Carpal Tunnel Syndrome
The carpal tunnel is a narrow structure in the wrist. The tunnel consists of bones, tissues, tendons, and nerves. The tunnel is narrow and often results in the median nerve becoming compressed.
Pressure on the median nerve can cause swelling which makes the carpal tunnel even smaller.
- Repetitive movement of the hand and wrist
- medical conditions, including diabetes and rheumatoid arthritis
There are several symptoms for Carpal Tunnel Syndrome (CTS), you may have one or several of the following symptoms.

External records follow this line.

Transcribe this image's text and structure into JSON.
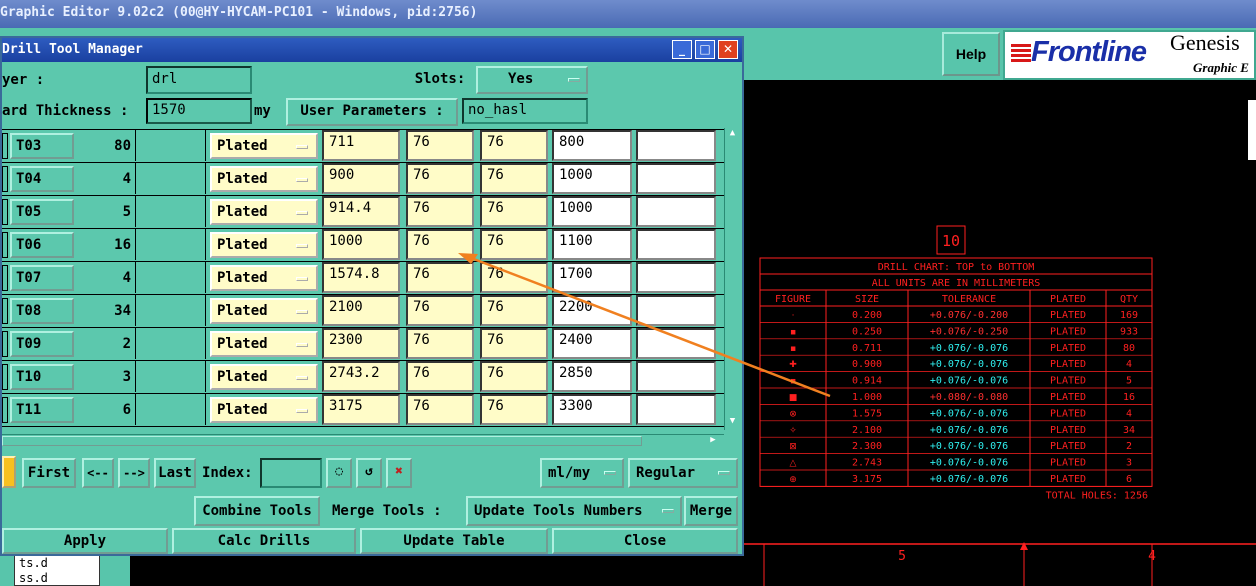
{
  "app_title": "Graphic Editor 9.02c2 (00@HY-HYCAM-PC101 - Windows, pid:2756)",
  "header": {
    "help_label": "Help",
    "logo_text": "Frontline",
    "logo_genesis": "Genesis",
    "logo_subtitle": "Graphic E"
  },
  "left_list": [
    "ts.d",
    "ss.d"
  ],
  "dialog": {
    "title": "Drill Tool Manager",
    "layer_label": "yer                :",
    "layer_value": "drl",
    "slots_label": "Slots:",
    "slots_value": "Yes",
    "thickness_label": "ard Thickness :",
    "thickness_value": "1570",
    "thickness_unit": "my",
    "user_params_label": "User Parameters :",
    "user_params_value": "no_hasl",
    "tools": [
      {
        "name": "T03",
        "count": "80",
        "type": "Plated",
        "finish": "711",
        "plus": "76",
        "minus": "76",
        "drill": "800",
        "note": ""
      },
      {
        "name": "T04",
        "count": "4",
        "type": "Plated",
        "finish": "900",
        "plus": "76",
        "minus": "76",
        "drill": "1000",
        "note": ""
      },
      {
        "name": "T05",
        "count": "5",
        "type": "Plated",
        "finish": "914.4",
        "plus": "76",
        "minus": "76",
        "drill": "1000",
        "note": ""
      },
      {
        "name": "T06",
        "count": "16",
        "type": "Plated",
        "finish": "1000",
        "plus": "76",
        "minus": "76",
        "drill": "1100",
        "note": ""
      },
      {
        "name": "T07",
        "count": "4",
        "type": "Plated",
        "finish": "1574.8",
        "plus": "76",
        "minus": "76",
        "drill": "1700",
        "note": ""
      },
      {
        "name": "T08",
        "count": "34",
        "type": "Plated",
        "finish": "2100",
        "plus": "76",
        "minus": "76",
        "drill": "2200",
        "note": ""
      },
      {
        "name": "T09",
        "count": "2",
        "type": "Plated",
        "finish": "2300",
        "plus": "76",
        "minus": "76",
        "drill": "2400",
        "note": ""
      },
      {
        "name": "T10",
        "count": "3",
        "type": "Plated",
        "finish": "2743.2",
        "plus": "76",
        "minus": "76",
        "drill": "2850",
        "note": ""
      },
      {
        "name": "T11",
        "count": "6",
        "type": "Plated",
        "finish": "3175",
        "plus": "76",
        "minus": "76",
        "drill": "3300",
        "note": ""
      }
    ],
    "nav": {
      "first": "First",
      "prev": "<--",
      "next": "-->",
      "last": "Last",
      "index_label": "Index:",
      "index_value": "",
      "units": "ml/my",
      "mode": "Regular"
    },
    "combine_tools": "Combine Tools",
    "merge_tools_label": "Merge Tools :",
    "update_tools_numbers": "Update Tools Numbers",
    "merge": "Merge",
    "apply": "Apply",
    "calc_drills": "Calc Drills",
    "update_table": "Update Table",
    "close": "Close"
  },
  "drill_chart": {
    "layer_number": "10",
    "title": "DRILL CHART: TOP to BOTTOM",
    "subtitle": "ALL UNITS ARE IN MILLIMETERS",
    "headers": [
      "FIGURE",
      "SIZE",
      "TOLERANCE",
      "PLATED",
      "QTY"
    ],
    "rows": [
      {
        "size": "0.200",
        "tol": "+0.076/-0.200",
        "plated": "PLATED",
        "qty": "169",
        "tol_color": "#ff3030"
      },
      {
        "size": "0.250",
        "tol": "+0.076/-0.250",
        "plated": "PLATED",
        "qty": "933",
        "tol_color": "#ff3030"
      },
      {
        "size": "0.711",
        "tol": "+0.076/-0.076",
        "plated": "PLATED",
        "qty": "80",
        "tol_color": "#30f0f0"
      },
      {
        "size": "0.900",
        "tol": "+0.076/-0.076",
        "plated": "PLATED",
        "qty": "4",
        "tol_color": "#30f0f0"
      },
      {
        "size": "0.914",
        "tol": "+0.076/-0.076",
        "plated": "PLATED",
        "qty": "5",
        "tol_color": "#30f0f0"
      },
      {
        "size": "1.000",
        "tol": "+0.080/-0.080",
        "plated": "PLATED",
        "qty": "16",
        "tol_color": "#ff3030"
      },
      {
        "size": "1.575",
        "tol": "+0.076/-0.076",
        "plated": "PLATED",
        "qty": "4",
        "tol_color": "#30f0f0"
      },
      {
        "size": "2.100",
        "tol": "+0.076/-0.076",
        "plated": "PLATED",
        "qty": "34",
        "tol_color": "#30f0f0"
      },
      {
        "size": "2.300",
        "tol": "+0.076/-0.076",
        "plated": "PLATED",
        "qty": "2",
        "tol_color": "#30f0f0"
      },
      {
        "size": "2.743",
        "tol": "+0.076/-0.076",
        "plated": "PLATED",
        "qty": "3",
        "tol_color": "#30f0f0"
      },
      {
        "size": "3.175",
        "tol": "+0.076/-0.076",
        "plated": "PLATED",
        "qty": "6",
        "tol_color": "#30f0f0"
      }
    ],
    "total": "TOTAL HOLES:  1256",
    "ruler_labels": [
      "5",
      "4"
    ]
  },
  "colors": {
    "panel": "#5cc8ad",
    "cell_yellow": "#fffcc8",
    "chart_red": "#ff2020",
    "chart_cyan": "#30f0f0",
    "arrow": "#f08020"
  }
}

- Numbness and Tingling in your thumb, index and middle fingers
- Dropping objects – weakness in the hand/arm
- Pain that can travel up the arm to the shoulder
- Pain/Numbness can be worse at night – Sensation of your hand going to sleep
The doctor can exam for weakness and perform several in office physical tests, such as, bending and holding your wrist to check for numbness, and tapping along the medial nerve.
Ultrasound – Ultrasound studies are also a means of identifying carpal tunnel syndrome. Ultrasound transmits high-frequency sound pulses into your body using a probe. The waves travel between tissues and fluid and are then reflected back to the probe and relays it to the machine.
Ultrasound is painless and there is no radiation involved.
NCV/EMG – Nerve Conduction Studies are performed while lying on a table and a tiny needle is inserted into the affected muscle. Electrical signals are recorded at rest and as you slightly flex the muscle a series of different muscles will be tested.